AK Parti Genel Başkanı ve Başbakan Recep Tayyip Erdoğan, AK
Parti'nin TBMM'deki grup toplantısında yaptığı konuşmada, milletin
dinamizmini hakkıyla temsil etmeye devam edeceklerini söyledi.
"Savaş kurşun gibi ağırlaştı denildiğinde ya da herkes ülke olarak
elimizin çok zayıfladığını söylediğinde bile Türkiye'nin hem aklı
hem vicdanı olma iddiamızdan geri adım atmadık" diyen Erdoğan,
"Türkiye'nin güvenliğine ve itibarına olan güvenimiz, düşkünlüğümüz
ve buna gölge düşürmemek için çok ama çok titiz bir politika
yürüttük. Bundan sonra da bu kararlılığımızın devam edeceğinden
kimsenin şüphesi olmamalıdır. Felaket senaryoları yazanların
dedikleri değil bizim öngörülerimiz ve ihtiyatlı politikamız
doğrulanmıştır ve doğrulanmaya devam etmektedir. Ekonomik
göstergelerden devletler arası ilişkilere kadar her şeye
bakabilirsiniz. Sağlam bir duruş ve irada bu arada tecelli
etmiştir. Eğer biz bunu sergilemeseydik, telaşa kapılsaydık, bu
özgüveni gösteremezdik. Bu süreçte eleştiriler pahasına bütün
vatandaşlarımıza ve hepinize güven telkin ettik bunu çok önemsedik
çünkü savaş gerekçesiyle bu olumsuz atmosferde her türlü
dezenformasyona haber ve yorum kirliliğine karşı direnç göstermemiz
gerekiyordu, krizi nasıl yönetmekte olduğumuzun açkı ve net ortaya
çıkmıştır. Sesi az çıkan ve sesine çok az kulak veren halkımızın
çok iyi değerlendirdiğine inanıyoruz. Biz savaş gibi tehlikeli bir
konuda ağız dolusu konuşamazdık. Sırtında yumurta küfesi olmayan
insanlar gibi ekran başında ya da kameraların önünde ayran kabartan
nutuklar atamazdık ve atmadık. Ne yaptığımızı iç politika malzemesi
de yapmadık" dedi. Kendilerini bu süreçte anlatmamış veya
anlatamamış da olabileceklerine dikkat çeken Erdoğan, "Evet barış
için çabalarımız istediğimiz sonucu vermedi ve yanıbaşımızda bir
savşa patladı ama, işte yanımızda başlayan bu savaştan, bu çıkan
yangından hamdolsun şu ana kadar ülkemizi korumanın da bu yangının
ülkemize sirayet etmemesinin gerçek netilecelerini görüyorsunuz.

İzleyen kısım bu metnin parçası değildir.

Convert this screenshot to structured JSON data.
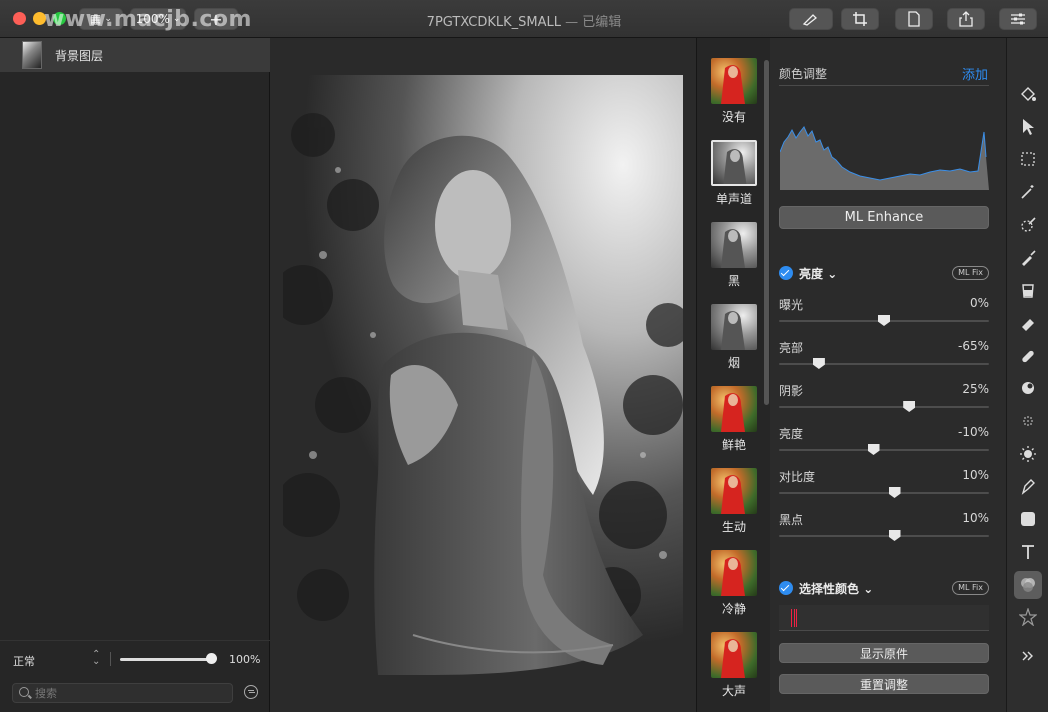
{
  "window": {
    "title": "7PGTXCDKLK_SMALL",
    "title_suffix": "— 已编辑",
    "zoom": "100%",
    "watermark": "www.macjb.com"
  },
  "toolbar": {
    "view_label": "▦",
    "add_label": "+"
  },
  "layers": {
    "items": [
      {
        "name": "背景图层"
      }
    ],
    "blend_mode": "正常",
    "opacity": "100%",
    "opacity_fraction": 1.0,
    "search_placeholder": "搜索"
  },
  "presets": [
    {
      "label": "没有",
      "style": "color",
      "selected": false
    },
    {
      "label": "单声道",
      "style": "mono",
      "selected": true
    },
    {
      "label": "黑",
      "style": "mono",
      "selected": false
    },
    {
      "label": "烟",
      "style": "mono",
      "selected": false
    },
    {
      "label": "鲜艳",
      "style": "color",
      "selected": false
    },
    {
      "label": "生动",
      "style": "color",
      "selected": false
    },
    {
      "label": "冷静",
      "style": "color",
      "selected": false
    },
    {
      "label": "大声",
      "style": "color",
      "selected": false
    }
  ],
  "adjust": {
    "title": "颜色调整",
    "add_label": "添加",
    "ml_enhance": "ML Enhance",
    "brightness_section": "亮度",
    "ml_fix": "ML Fix",
    "sliders": [
      {
        "label": "曝光",
        "value": "0%",
        "pos": 0.5
      },
      {
        "label": "亮部",
        "value": "-65%",
        "pos": 0.19
      },
      {
        "label": "阴影",
        "value": "25%",
        "pos": 0.62
      },
      {
        "label": "亮度",
        "value": "-10%",
        "pos": 0.45
      },
      {
        "label": "对比度",
        "value": "10%",
        "pos": 0.55
      },
      {
        "label": "黑点",
        "value": "10%",
        "pos": 0.55
      }
    ],
    "selective_color_section": "选择性颜色",
    "show_original": "显示原件",
    "reset": "重置调整"
  },
  "tools": [
    "paint-bucket-icon",
    "arrow-cursor-icon",
    "marquee-select-icon",
    "magic-wand-icon",
    "quick-select-icon",
    "brush-icon",
    "bucket-fill-icon",
    "eraser-icon",
    "bandage-repair-icon",
    "clone-stamp-icon",
    "blur-icon",
    "sun-icon",
    "pen-icon",
    "shape-icon",
    "text-icon",
    "color-adjust-icon",
    "star-effects-icon",
    "more-icon"
  ],
  "colors": {
    "accent": "#2e8cf0",
    "panel": "#2b2b2b",
    "sidebar": "#262626",
    "canvas": "#2a2a2a"
  }
}
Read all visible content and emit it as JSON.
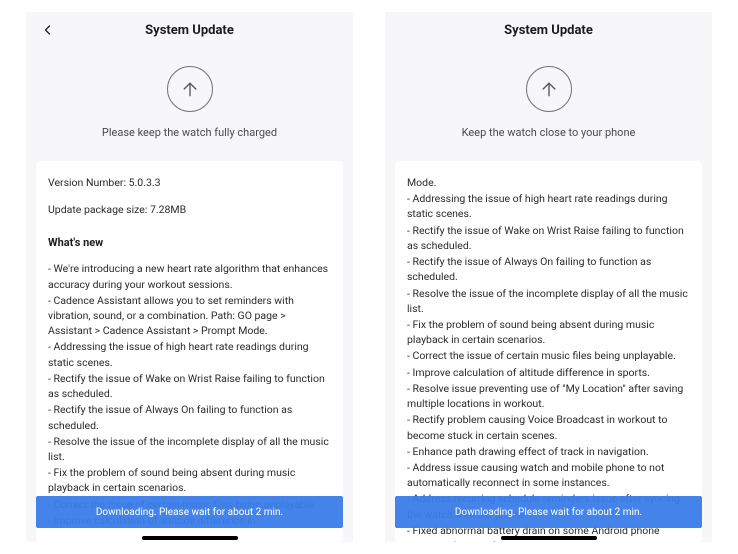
{
  "left": {
    "header_title": "System Update",
    "subtitle": "Please keep the watch fully charged",
    "version_label": "Version Number: 5.0.3.3",
    "pkg_label": "Update package size: 7.28MB",
    "whats_new_title": "What's new",
    "items": [
      "- We're introducing a new heart rate algorithm that enhances accuracy during your workout sessions.",
      "- Cadence Assistant allows you to set reminders with vibration, sound, or a combination.  Path: GO page > Assistant > Cadence Assistant > Prompt Mode.",
      "- Addressing the issue of high heart rate readings during static scenes.",
      "- Rectify the issue of Wake on Wrist Raise failing to function as scheduled.",
      "- Rectify the issue of Always On failing to function as scheduled.",
      "- Resolve the issue of the incomplete display of all the music list.",
      "- Fix the problem of sound being absent during music playback in certain scenarios.",
      "- Correct the issue of certain music files being unplayable.",
      "- Improve calculation of altitude difference in"
    ],
    "download_text": "Downloading. Please wait for about 2 min."
  },
  "right": {
    "header_title": "System Update",
    "subtitle": "Keep the watch close to your phone",
    "items": [
      "Mode.",
      "- Addressing the issue of high heart rate readings during static scenes.",
      "- Rectify the issue of Wake on Wrist Raise failing to function as scheduled.",
      "- Rectify the issue of Always On failing to function as scheduled.",
      "- Resolve the issue of the incomplete display of all the music list.",
      "- Fix the problem of sound being absent during music playback in certain scenarios.",
      "- Correct the issue of certain music files being unplayable.",
      "- Improve calculation of altitude difference in sports.",
      "- Resolve issue preventing use of \"My Location\" after saving multiple locations in workout.",
      "- Rectify problem causing Voice Broadcast in workout to become stuck in certain scenes.",
      "- Enhance path drawing effect of track in navigation.",
      "- Address issue causing watch and mobile phone to not automatically reconnect in some instances.",
      "- Address recurring schedule reminders issue after syncing the watch with the phone.",
      "- Fixed abnormal battery drain on some Android phone connected to watch."
    ],
    "download_text": "Downloading. Please wait for about 2 min."
  }
}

İşte kötümserlik üretenlerin gelişmeleri doğru analiz edemeyen
gözlemcilere ait beklentilerin beyhude olduğu da ortaya çıktı.
Ekonomik olarak tehlikeli bir sarsıntı geçirmedik. Ülkemizin
vakarını incitmedik. Geçen yılın birinci, ikinci, üçüncü ayın
tablolarına bakın. Ve bu yılın birinci ikinci, üçünçü ayın
tablolarına bakın ve şu son bir ay, yani savşa sürecindeki
tablolara bakın, göreceğimi şey şudur bu son ay da dahil olmak
üzere, son 3 aylık dönem de olmak üzere bu dönem çok daha başarılı
rakamlarla ortadadır. Bunu ben söylemiyorum. Rakamlar söylüyor.
Milli gelire bakın faize bakın, bütün bunları gördüğünüzde bütün bu
olumsuzluklara rağmen AK Parti iktidarının başarılı bir neticesini
göreceksiniz. Bu sıkıntılara rağmen, bu olumsuzluklara rağmen,
kucağımızda bulduğumuz ateş yumağına rağmen bunu göreceksiniz.
Devletler arasında da güvenilirliğimizi hiçbir zaman yitirmedik.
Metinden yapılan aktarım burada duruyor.